Accident and Emergency nurses will work to rule for St Patrick's weekend regardless of the outcome of talks at the Labour Relations Commission, it emerged last night.
By last night, talks between nurses' unions and health service employers at the Labour Relations Commission had failed to resolve the nurses' dispute which began with a two-hour strike on Wednesday.
Since Wednesday afternoon, nurses have been refusing to perform duties such as applying plasters or intravenous drips except in life-threatening emergencies.
Many hospitals have coped by cancelling planned surgery and other elective treatment so that emergency patients can be treated on the wards.
The situation has been helped by the public response to appeals not to go to A&E departments except in emergencies.
However, hospitals' ability to cope will be tested by the bank holiday weekend.
Six major Dublin hospitals yesterday said they were "concerned that there will be significantly increased pressure on the Adult A&E departments".
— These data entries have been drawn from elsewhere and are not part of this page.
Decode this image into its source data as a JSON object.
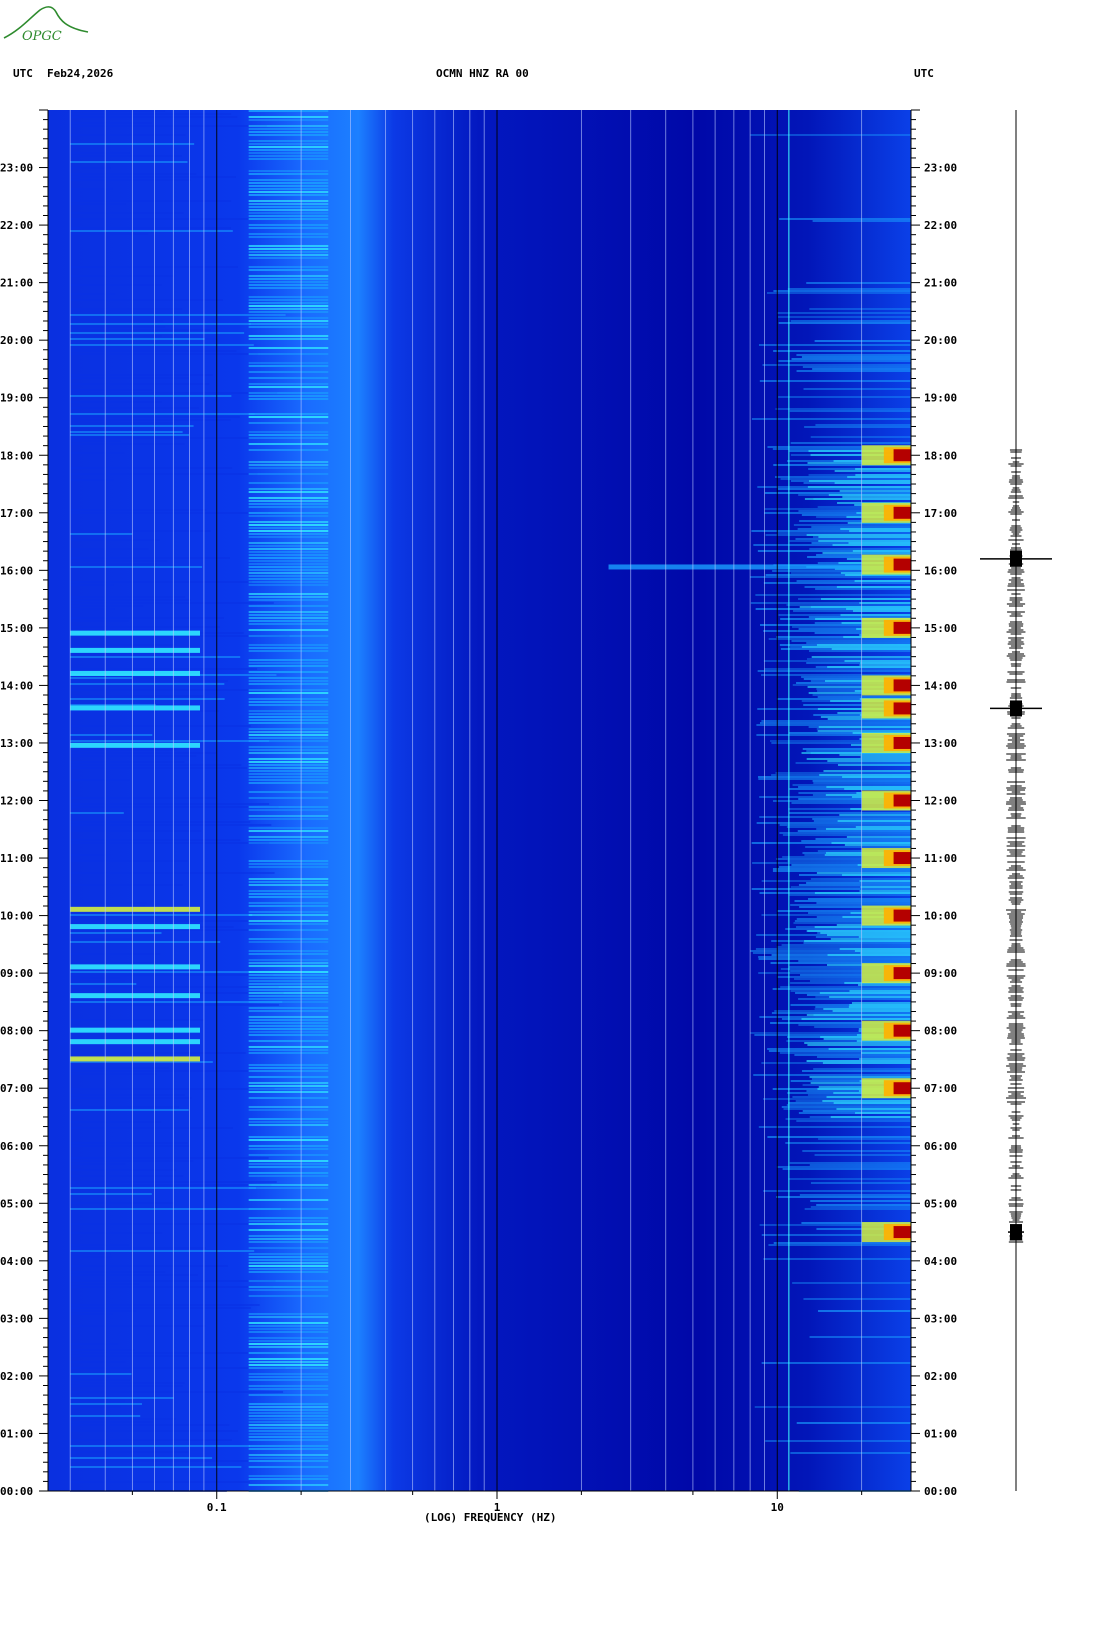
{
  "logo": {
    "text": "OPGC",
    "color": "#2e8b2e"
  },
  "header": {
    "left_tz": "UTC",
    "date": "Feb24,2026",
    "station": "OCMN HNZ RA 00",
    "right_tz": "UTC"
  },
  "chart_data": {
    "type": "heatmap",
    "xlabel": "(LOG) FREQUENCY (HZ)",
    "x_scale": "log",
    "x_range_hz": [
      0.025,
      30
    ],
    "x_ticks": [
      "0.1",
      "1",
      "10"
    ],
    "y_range_hours": [
      0,
      24
    ],
    "y_ticks_left": [
      "00:00",
      "01:00",
      "02:00",
      "03:00",
      "04:00",
      "05:00",
      "06:00",
      "07:00",
      "08:00",
      "09:00",
      "10:00",
      "11:00",
      "12:00",
      "13:00",
      "14:00",
      "15:00",
      "16:00",
      "17:00",
      "18:00",
      "19:00",
      "20:00",
      "21:00",
      "22:00",
      "23:00"
    ],
    "y_ticks_right": [
      "00:00",
      "01:00",
      "02:00",
      "03:00",
      "04:00",
      "05:00",
      "06:00",
      "07:00",
      "08:00",
      "09:00",
      "10:00",
      "11:00",
      "12:00",
      "13:00",
      "14:00",
      "15:00",
      "16:00",
      "17:00",
      "18:00",
      "19:00",
      "20:00",
      "21:00",
      "22:00",
      "23:00"
    ],
    "colormap": [
      "#0000a8",
      "#0a32e6",
      "#1aa0ff",
      "#30e8ff",
      "#d4f040",
      "#ffb000",
      "#b40000"
    ],
    "bursts_hours": [
      4.5,
      7.0,
      8.0,
      9.0,
      10.0,
      11.0,
      12.0,
      13.0,
      13.6,
      14.0,
      15.0,
      16.1,
      17.0,
      18.0
    ],
    "trace_events_hours": [
      4.5,
      13.6,
      16.2
    ],
    "grid": true
  }
}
The six, Beaumont Hospital, James Connolly Memorial, the Mater, St James's, St Vincent's and Tallaght, called on the nursing unions to defer their work to rule.
But after a day of talks involving the Irish Nurses' Organisation, SIPTU and the Health Service Employers' Agency, there was no sign of a breakthrough last night, with negotiations still continuing.
However, INO general secretary Mr Liam Doran said that even if a package emerged which could be recommended to members, the work to rule could only be called off following a delegate meeting of A&E nurses. Such a meeting could not be held before Tuesday, he said.
The president of the Irish Medical Organisation, Dr Mick Molloy, said he was concerned at the potential impact of the dispute on some planned admissions.
Earlier, the major Dublin hospitals had said they would have to cancel 40 to 60 planned admissions every day if the dispute continued into next week.
"The potential of this dispute will lead to lengthening waiting lists for many elective procedures, which will have greater consequences for patients the longer the dispute continues," Dr Molloy said. He called again for separate elective and emergency beds in hospitals.
He said the work to rule meant fewer than 200 doctors were having to do some of the work which would otherwise be done by more than 800 A&E nurses. "The volume of work to be done can be overwhelming," he said.
The IMO did not wish to undermine industrial action by nursing colleagues but in some "semi-emergency" cases they had to perform ECGs and other tasks because there was nobody else to do it. Nurses were co-operating fully in relation to life-threatening cases.
Meanwhile, there has been little improvement in hospital waiting lists, according to figures released yesterday evening by the Minister for Health and Children .
There were 26,126 people waiting for elective treatment at the end of December, figures released yesterday evening show.
This represents a decrease of 219 on the September figures and a 6 per cent reduction compared to the previous December.
Mr Martin said he was confident "that the measures announced in the new health strategy, such as increasing bed capacity and the new Treatment Purchase Fund, will result in significant reductions in waiting times for public patients." The Treatment Purchase Fund will pay for public patients to be treated in private hospitals.